Il ricorso proposto era ritenuto inammissibile, costituendo ius receptum nella giurisprudenza di legittimità il principio secondo il quale anche nel procedimento “de libertate” il giudice di rinvio decide con gli stessi poteri che aveva il giudice il cui provvedimento è stato annullato e, pertanto, nel rispetto del principio di diritto statuito (e quindi con il limite di non ripetere i vizi già censurati e di non fondare la decisione su argomentazioni già ritenute illogiche o incomplete), egli mantiene piena autonomia di giudizio nella ricostruzione del fatto e nella individuazione e valutazione dei dati emersi e può trarre il suo convincimento anche da elementi prima trascurati o successivamente acquisiti, ponendo, anche per tale via, rimedio alle incongruenze indicate nella fase rescindente e colmando i vuoti di motivazione censurati (così, tra le tante, Sez. 5, n. 1530 del 31/03/1999).

Orbene, ritenendo la Suprema Corte che di tale criterio ermeneutico il Tribunale di Reggio Calabria ne avesse fatto una corretta applicazione, si procedeva alla reiezione di siffatta doglianza, ritenendola manifestamente infondata.

3. Conclusioni

La decisione in esame desta un certo interesse essendo ivi postulato, lungo il solco di un pregresso orientamento nomofilattico, che, anche nel procedimento “de libertate“, il giudice di rinvio decide con gli stessi poteri che aveva il giudice il cui provvedimento è stato annullato in guisa tale che, nel rispetto del principio di diritto statuito (e quindi con il limite di non ripetere i vizi già censurati e di non fondare la decisione su argomentazioni già ritenute illogiche o incomplete), egli mantiene piena autonomia di giudizio nella ricostruzione del fatto e nella individuazione e valutazione dei dati emersi e può trarre il suo convincimento anche da elementi prima trascurati o successivamente acquisiti, ponendo, anche per tale via, rimedio alle incongruenze indicate nella fase rescindente e colmando i vuoti di motivazione censurati.

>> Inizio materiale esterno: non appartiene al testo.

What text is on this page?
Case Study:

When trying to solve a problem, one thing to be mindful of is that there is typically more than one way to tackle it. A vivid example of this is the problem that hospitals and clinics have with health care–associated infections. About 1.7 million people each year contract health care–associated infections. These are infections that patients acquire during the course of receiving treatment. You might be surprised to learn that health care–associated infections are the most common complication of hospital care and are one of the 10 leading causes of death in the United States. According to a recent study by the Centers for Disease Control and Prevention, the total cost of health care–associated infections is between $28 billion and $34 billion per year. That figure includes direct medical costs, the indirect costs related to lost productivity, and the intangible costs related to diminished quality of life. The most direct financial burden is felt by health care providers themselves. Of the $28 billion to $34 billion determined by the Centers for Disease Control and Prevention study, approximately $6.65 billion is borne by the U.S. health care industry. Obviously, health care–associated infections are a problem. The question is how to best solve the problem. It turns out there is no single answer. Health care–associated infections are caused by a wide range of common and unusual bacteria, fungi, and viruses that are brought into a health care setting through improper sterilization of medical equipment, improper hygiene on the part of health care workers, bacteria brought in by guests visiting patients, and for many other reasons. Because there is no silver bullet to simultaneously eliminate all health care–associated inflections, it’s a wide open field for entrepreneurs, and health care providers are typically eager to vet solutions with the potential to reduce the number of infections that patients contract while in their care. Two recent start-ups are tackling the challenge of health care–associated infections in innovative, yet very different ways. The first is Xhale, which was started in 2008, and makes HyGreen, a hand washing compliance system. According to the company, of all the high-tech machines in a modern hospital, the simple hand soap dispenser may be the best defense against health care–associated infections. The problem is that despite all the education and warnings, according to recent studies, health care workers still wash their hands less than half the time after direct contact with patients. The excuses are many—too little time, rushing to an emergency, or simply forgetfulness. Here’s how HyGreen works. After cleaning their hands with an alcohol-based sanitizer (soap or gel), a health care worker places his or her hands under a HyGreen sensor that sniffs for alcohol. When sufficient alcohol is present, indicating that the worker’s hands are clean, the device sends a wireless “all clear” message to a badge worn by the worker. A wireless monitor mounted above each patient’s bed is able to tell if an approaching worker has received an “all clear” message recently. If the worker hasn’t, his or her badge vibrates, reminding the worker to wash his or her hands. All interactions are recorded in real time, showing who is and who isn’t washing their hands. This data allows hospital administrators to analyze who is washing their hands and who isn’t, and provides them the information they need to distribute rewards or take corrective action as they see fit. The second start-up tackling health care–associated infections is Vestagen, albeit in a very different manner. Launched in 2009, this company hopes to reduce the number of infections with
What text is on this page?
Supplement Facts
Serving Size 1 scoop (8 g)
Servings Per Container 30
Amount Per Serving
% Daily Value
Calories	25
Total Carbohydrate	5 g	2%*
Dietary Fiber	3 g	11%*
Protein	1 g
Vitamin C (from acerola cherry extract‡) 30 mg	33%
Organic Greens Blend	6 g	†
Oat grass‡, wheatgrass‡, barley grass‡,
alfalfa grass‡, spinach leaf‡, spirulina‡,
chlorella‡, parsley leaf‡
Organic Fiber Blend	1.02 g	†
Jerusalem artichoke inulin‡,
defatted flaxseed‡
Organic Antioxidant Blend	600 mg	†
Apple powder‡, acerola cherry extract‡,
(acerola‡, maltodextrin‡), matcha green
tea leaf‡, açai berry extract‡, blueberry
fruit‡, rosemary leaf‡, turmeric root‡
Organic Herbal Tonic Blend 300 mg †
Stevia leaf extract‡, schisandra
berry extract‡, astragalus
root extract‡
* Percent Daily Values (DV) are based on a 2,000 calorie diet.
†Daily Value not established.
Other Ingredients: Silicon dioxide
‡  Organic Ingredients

E’ dunque sconsigliabile, perlomeno alla stregua di cotale approdo ermeneutico, sostenere che il giudice di rinvio, anche in procedimenti di questo genere, nel decidere, debba attenersi alle pregresse statuizioni decisionali.

Il giudizio in ordine a quanto statuito in codesta sentenza, di conseguenza, proprio perché contribuisce a fare chiarezza su siffatta tematica procedurale sotto il versante giurisprudenziale, non può che essere positivo.